# Dye



## Graybeard (Aug 1, 2018)

Any recommendations on a water based powered dye for wood? The stuff from the usual outlets is really expensive. I'd like a sample pack of assorted colors but maybe that's not available?


----------



## Tony (Aug 1, 2018)

@Sprung


----------



## kweinert (Aug 1, 2018)

Take a look at W. D. Lockwood (http://www.wdlockwood.com/). On the first page they talk about samples. From that page click on the Products link at the top then take a look at the Water Stains and you can see the color charts and price list.

Prices are $7 - $11 per 1 oz size (and that's the sample size).
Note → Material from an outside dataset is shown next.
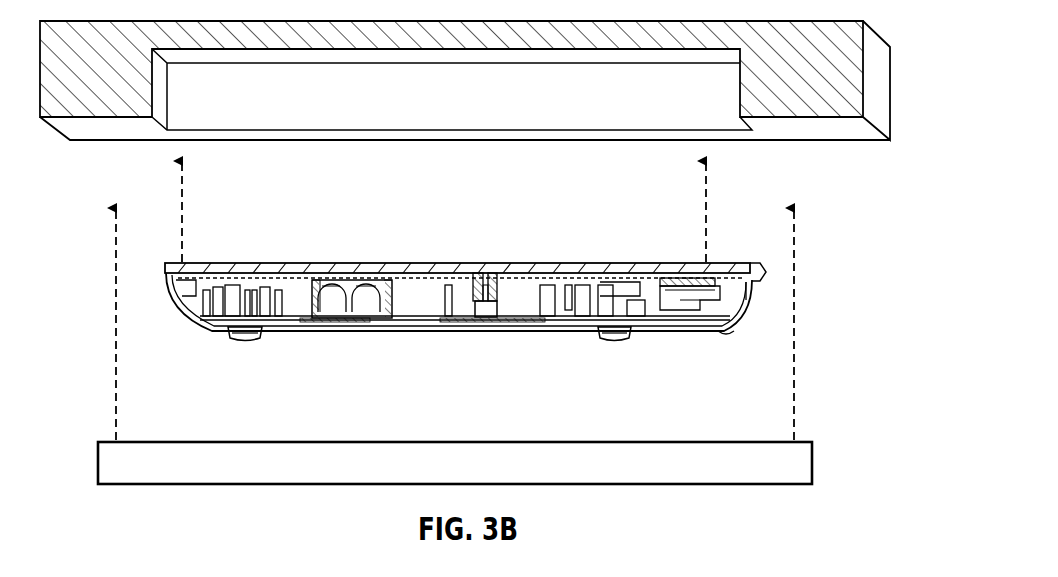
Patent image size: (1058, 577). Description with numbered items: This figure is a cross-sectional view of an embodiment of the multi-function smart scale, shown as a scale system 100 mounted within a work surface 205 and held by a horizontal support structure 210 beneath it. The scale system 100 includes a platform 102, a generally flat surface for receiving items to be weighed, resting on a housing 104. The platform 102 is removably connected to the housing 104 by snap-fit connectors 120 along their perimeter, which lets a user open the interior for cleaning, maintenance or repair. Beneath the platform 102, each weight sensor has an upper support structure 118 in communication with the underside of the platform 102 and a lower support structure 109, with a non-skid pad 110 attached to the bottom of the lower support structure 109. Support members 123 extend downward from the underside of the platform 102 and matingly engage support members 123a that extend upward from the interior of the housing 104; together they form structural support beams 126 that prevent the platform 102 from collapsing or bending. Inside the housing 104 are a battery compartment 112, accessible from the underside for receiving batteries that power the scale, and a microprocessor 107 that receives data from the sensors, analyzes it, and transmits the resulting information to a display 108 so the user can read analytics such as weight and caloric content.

The color chart shows the 1 lb / 4 gallons or 1 lb / 8 gallons (shows difference in darkness) so that, if my math is correct, would make your mixed samples either 1 or 2 quarts.

I don't know how those prices compare to others but I will say that I've used these dyes and have not had any issues with them and they've worked very well for me.


----------



## gman2431 (Aug 1, 2018)

Can't remember name but I seen some at hobby lobby that was priced right and ya got quite a bit of it. Next time I go I'll check it out


----------



## Sprung (Aug 1, 2018)

Tony said:


> @Sprung



Sorry, Tony - my only experiences with dyeing wood are either during the stabilizing process or with some liquid alcohol based dyes.


----------



## rocky1 (Aug 1, 2018)

Hobby lobby stuff was not bad priced, but limited for available colors. Look at alcohol based inks, wider variety of colors, not nearly as cheap, and I haven't tried dying any wood with it. Only run I've had on resin with it did weird stuff though.


----------



## Karl_TN (Aug 1, 2018)

Homestead TransFast Dyes get decent reviews, and can be found for $12.50 a bottle. These dry powders will go a long ways.
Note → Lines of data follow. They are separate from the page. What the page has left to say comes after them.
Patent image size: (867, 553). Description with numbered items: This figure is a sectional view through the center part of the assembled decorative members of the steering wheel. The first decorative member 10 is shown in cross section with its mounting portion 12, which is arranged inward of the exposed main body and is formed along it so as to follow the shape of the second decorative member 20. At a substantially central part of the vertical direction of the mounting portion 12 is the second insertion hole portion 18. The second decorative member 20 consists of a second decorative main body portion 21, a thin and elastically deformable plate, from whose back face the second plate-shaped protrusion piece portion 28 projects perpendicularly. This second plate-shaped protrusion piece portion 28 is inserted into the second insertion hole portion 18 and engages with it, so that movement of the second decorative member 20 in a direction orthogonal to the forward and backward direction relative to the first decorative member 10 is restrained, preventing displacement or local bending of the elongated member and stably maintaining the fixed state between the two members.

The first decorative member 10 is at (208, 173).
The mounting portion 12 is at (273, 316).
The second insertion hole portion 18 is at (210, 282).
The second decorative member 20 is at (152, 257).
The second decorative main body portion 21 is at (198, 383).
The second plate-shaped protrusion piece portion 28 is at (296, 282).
https://www.woodcraft.com/categories/dyes-pigments?brand[]=TransFast​
I'm also a big fan of the Chestnut Spirit Stains. These are alcohol based stains like Rocky is suggesting above.
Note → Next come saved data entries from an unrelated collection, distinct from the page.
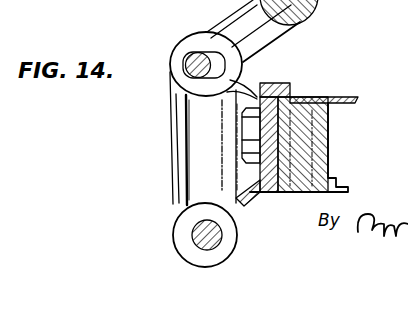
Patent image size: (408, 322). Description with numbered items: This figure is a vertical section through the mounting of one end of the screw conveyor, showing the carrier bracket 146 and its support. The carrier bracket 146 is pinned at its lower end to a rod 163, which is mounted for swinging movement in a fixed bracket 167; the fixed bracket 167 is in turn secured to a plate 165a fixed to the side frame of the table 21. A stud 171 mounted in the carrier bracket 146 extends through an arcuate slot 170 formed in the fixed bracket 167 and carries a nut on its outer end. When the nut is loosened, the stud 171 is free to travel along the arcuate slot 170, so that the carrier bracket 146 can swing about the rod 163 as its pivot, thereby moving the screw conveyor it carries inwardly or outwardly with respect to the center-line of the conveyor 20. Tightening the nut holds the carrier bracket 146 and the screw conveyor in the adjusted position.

The conveyor 20 is at (358, 101).
The table 21 is at (306, 91).
The carrier bracket 146 is at (169, 106).
The rod 163 is at (192, 231).
The plate 165a is at (247, 74).
The fixed bracket 167 is at (202, 123).
The arcuate slot 170 is at (186, 57).
The stud 171 is at (172, 57).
https://www.woodturnerscatalog.com/p/148/6338/Chestnut-Spirit-Stain​Also, check this article out from professional woodturner Jimmy Clewes on using the Chestnut products.

http://blog.woodturnerscatalog.com/2014/06/coloring-wood-jimmy-clewes/​


----------



## robert flynt (Aug 1, 2018)

Knife and Gun Supply has the base color dyes in powder form. They use these dyes in their dye ans stabilizing business.


----------



## Graybeard (Aug 2, 2018)

Thanks Robert, is that what you were referring to: https://www.knifeandgun.com/SearchResults.asp?Cat=40


----------



## Mlyle (Sep 11, 2018)

Keda dyes. Have a good deal on sample packs

www.kedadyeinc.com

I have even used Rit.....good colors....

Check it out

Mike


----------



## Mlyle (Sep 11, 2018)

Keda dye is. 16.99 for 5 1. Oz packs/ 

I never tried it......

Love to see how good the color is

Mike


----------